Could Cosmic Rays Be to Blame for Sudden Acceleration?

FreePressGraphic
Here’s something we haven’t heard yet: Could radiation from space be linked to Toyota’s sudden-acceleration issues?

It sounds like science fiction, but the National Highway Traffic Safety Administration is taking it seriously. Before you laugh, cosmic rays have long been known to trigger errors in the computer systems of airplanes and spacecraft, but after Toyota’s mechanical fixes for floormats and sticky pedals, regulators and automakers are wondering if cosmic rays could be an invisible culprit.

At least half of more than 1,500 complaints over sudden acceleration come from Toyota models not included in the 5.6 million already recalled vehicles. On top of this, an anonymous tip to regulators claimed that the design of Toyota’s microprocessors, memory chips and software possibly made its vehicles more vulnerable to these rays than other automakers.

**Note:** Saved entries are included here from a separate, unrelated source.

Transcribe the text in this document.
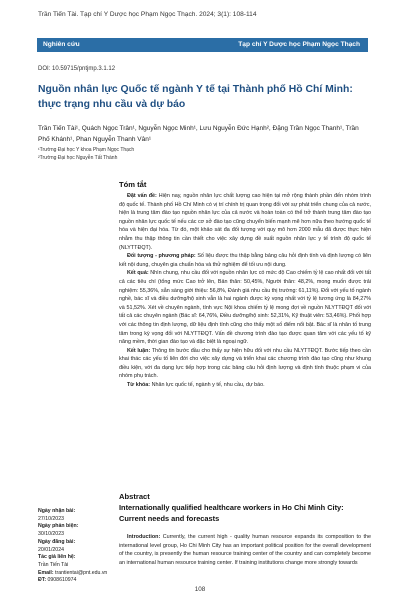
Trần Tiến Tài. Tạp chí Y Dược học Phạm Ngọc Thạch. 2024; 3(1): 108-114
Nghiên cứu	Tạp chí Y Dược học Phạm Ngọc Thạch
DOI: 10.59715/pntjmp.3.1.12
Nguồn nhân lực Quốc tế ngành Y tế tại Thành phố Hồ Chí Minh: thực trạng nhu cầu và dự báo
Trần Tiến Tài¹, Quách Ngọc Trân¹, Nguyễn Ngọc Minh¹, Lưu Nguyễn Đức Hạnh², Đặng Trần Ngọc Thanh¹, Trần Phố Khánh¹, Phan Nguyễn Thanh Vân¹
¹Trường Đại học Y khoa Phạm Ngọc Thạch
²Trường Đại học Nguyễn Tất Thành
Tóm tắt

Đặt vấn đề: Hiện nay, nguồn nhân lực chất lượng cao hiện tại mở rộng thành phần đến nhóm trình độ quốc tế. Thành phố Hồ Chí Minh có vị trí chính trị quan trọng đối với sự phát triển chung của cả nước, hiện là trung tâm đào tạo nguồn nhân lực của cả nước và hoàn toàn có thể trở thành trung tâm đào tạo nguồn nhân lực quốc tế nếu các cơ sở đào tạo cũng chuyển biến mạnh mẽ hơn nữa theo hướng quốc tế hóa và hiện đại hóa. Từ đó, một khảo sát đa đối tượng với quy mô hơn 2000 mẫu đã được thực hiện nhằm thu thập thông tin cần thiết cho việc xây dựng đề xuất nguồn nhân lực y tế trình độ quốc tế (NLYTTĐQT).

Đối tượng - phương pháp: Số liệu được thu thập bằng bảng câu hỏi định tính và định lượng có liên kết nội dung, chuyên gia chuẩn hóa và thử nghiệm để tối ưu nội dung.

Kết quả: Nhìn chung, nhu cầu đối với nguồn nhân lực có mức độ Cao chiếm tỷ lệ cao nhất đối với tất cả các tiêu chí (tổng mức Cao trở lên, Bản thân: 50,45%, Người thân: 48,2%, mong muốn được trải nghiệm: 55,36%, sẵn sàng giới thiệu: 56,8%, Đánh giá nhu cầu thị trường: 61,11%). Đối với yếu tố ngành nghề, bác sĩ và điều dưỡng/hộ sinh vẫn là hai ngành được kỳ vọng nhất với tỷ lệ tương ứng là 84,27% và 51,52%. Xét về chuyên ngành, tính vực Nội khoa chiếm tỷ lệ mong đợi về nguồn NLYTTĐQT đối với tất cả các chuyên ngành (Bác sĩ: 64,76%, Điều dưỡng/hộ sinh: 52,31%, Kỹ thuật viên: 53,46%). Phối hợp với các thông tin định lượng, dữ liệu định tính cũng cho thấy một số điểm nổi bật. Bác sĩ là nhân tố trung tâm trong kỳ vọng đối với NLYTTĐQT. Vấn đề chương trình đào tạo được quan tâm với các yếu tố kỹ năng mềm, thời gian đào tạo và đặc biệt là ngoại ngữ.

Kết luận: Thông tin bước đầu cho thấy sự hiện hữu đối với nhu cầu NLYTTĐQT. Bước tiếp theo cần khai thác các yếu tố liên đới cho việc xây dựng và triển khai các chương trình đào tạo cũng như khung điều kiện, với đa dạng lực tiếp hợp trong các bảng câu hỏi định lượng và định tính thuộc phạm vi của nhóm phụ trách.

Từ khóa: Nhân lực quốc tế, ngành y tế, nhu cầu, dự báo.

Ngày nhận bài:
27/10/2023
Ngày phản biện:
30/10/2023
Ngày đăng bài:
20/01/2024
Tác giả liên hệ:
Trần Tiến Tài
Email: trantientai@pnt.edu.vn
ĐT: 0908610974
Abstract
Internationally qualified healthcare workers in Ho Chi Minh City: Current needs and forecasts

Introduction: Currently, the current high - quality human resource expands its composition to the international level group, Ho Chi Minh City has an important political position for the overall development of the country, is presently the human resource training center of the country and can completely become an international human resource training center. If training institutions change more strongly towards

108
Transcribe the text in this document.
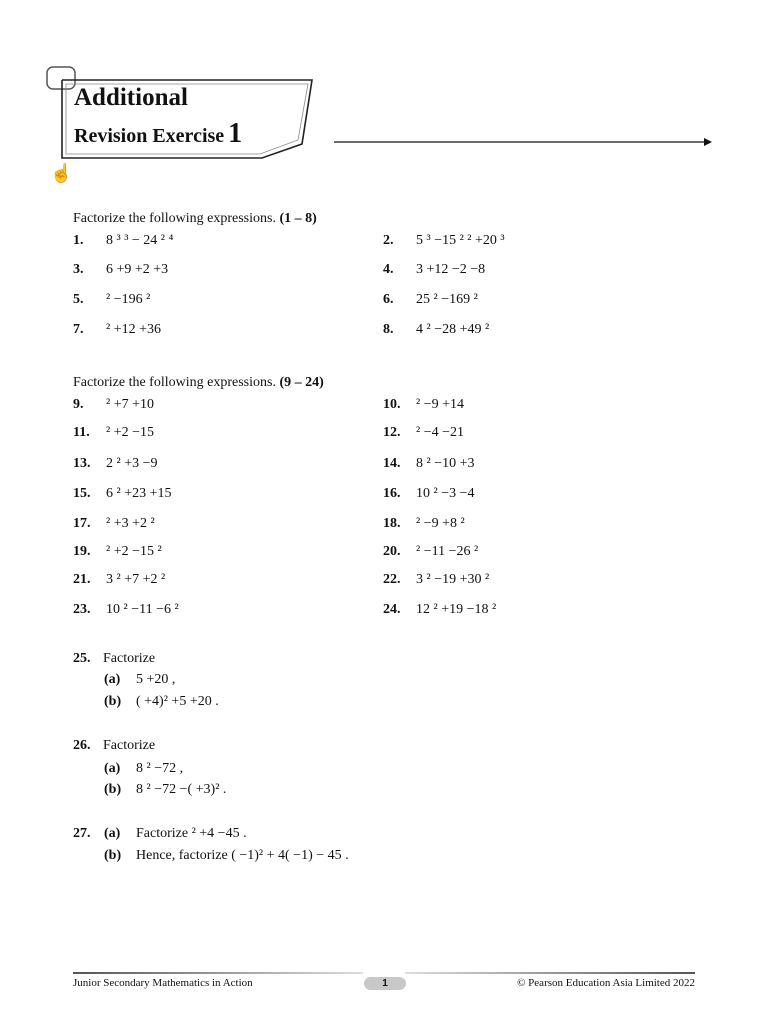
Additional
Revision Exercise 1
☝
Factorize the following expressions. (1 – 8)
1.	8 ³ ³ − 24 ² ⁴	2.	5 ³ −15 ² ² +20 ³
3.	6 +9 +2 +3	4.	3 +12 −2 −8
5.	² −196 ²	6.	25 ² −169 ²
7.	² +12 +36	8.	4 ² −28 +49 ²
Factorize the following expressions. (9 – 24)
9.	² +7 +10	10.	² −9 +14
11.	² +2 −15	12.	² −4 −21
13.	2 ² +3 −9	14.	8 ² −10 +3
15.	6 ² +23 +15	16.	10 ² −3 −4
17.	² +3 +2 ²	18.	² −9 +8 ²
19.	² +2 −15 ²	20.	² −11 −26 ²
21.	3 ² +7 +2 ²	22.	3 ² −19 +30 ²
23.	10 ² −11 −6 ²	24.	12 ² +19 −18 ²
25. Factorize
(a) 5 +20 ,
(b) ( +4)² +5 +20 .
26. Factorize
(a) 8 ² −72 ,
(b) 8 ² −72 −( +3)² .
27. (a) Factorize ² +4 −45 .
(b) Hence, factorize ( −1)² + 4( −1) − 45 .
Junior Secondary Mathematics in Action	1	© Pearson Education Asia Limited 2022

Cosmic rays strike the atmosphere frequently, and electronics makers have known for a long time that these so-called “single event upsets” can cause computer errors, and now researchers say they at least deserve a look in the sudden-acceleration cases. Single event upsets can cause a software crash to occur without a trace and cannot be blocked like standard radio waves.

Are Cosmic Rays Really Causing Toyota’s Woes? (Detroit Free Press)

Comments 

Rich1

This has Maximum Overdrive writen all over it. Someone call Emelio Estevez. Unplug your appliances now!

Zack

Just order the paint sealant when you buy the new car. That's supposed to block cosmic rays along with acid rain, I think.

Piper

Having studied Toyota's electronic throttle system I find it difficult to imagine that electromagnetic interference or natural electrical shorts could outflank the system's double-redundant circuits and parallel control systems, even though wily college professors with patch boards certainly can when TV cameras are rolling. These incidents are nothing more than pedal misapplication.

A L

Why not wrap it in aluminum foil? I have a pretty nice fedora made from the stuff that keeps the Feds from reading my thoughts so it should work to keep cosmic rays at bay too! Uh oh... gotta go... the black helicopters are circling my house now!!!

Shorebreak

Enough of this. I'm buying a 1951 Chevrolet. Them "cosmic rays" won't mess with a good old car like that.

Derrick G

Well, on the plus side they can easily test out the system. Wonder if there are records of how much of this kind of activity has occured at specific times that could be plotted against the time of complaints? Still, this seems a really long shot.

Nic

I have an easier fix....lets just place the FCC label on the door jam that is found on a lot of electronic toys...

This device complies with Part 15 of the FCC Rules. Operation is subject to the following two conditions:

(1) This device may not cause harmful interference, and

(2) This device must accept any interference received, including interference that may cause undesired operation.

Dan

Wow, simply wow. That's really stretching to find an excuse.
Let's just all admit what we already know, this is the secret second step in the underpants gnomes secret plan.
1) Steal underpants
2) Create faulty acceleration in Toyotas while shortselling their stock
3) Profit

Jason

I personally think it's a conspiracy.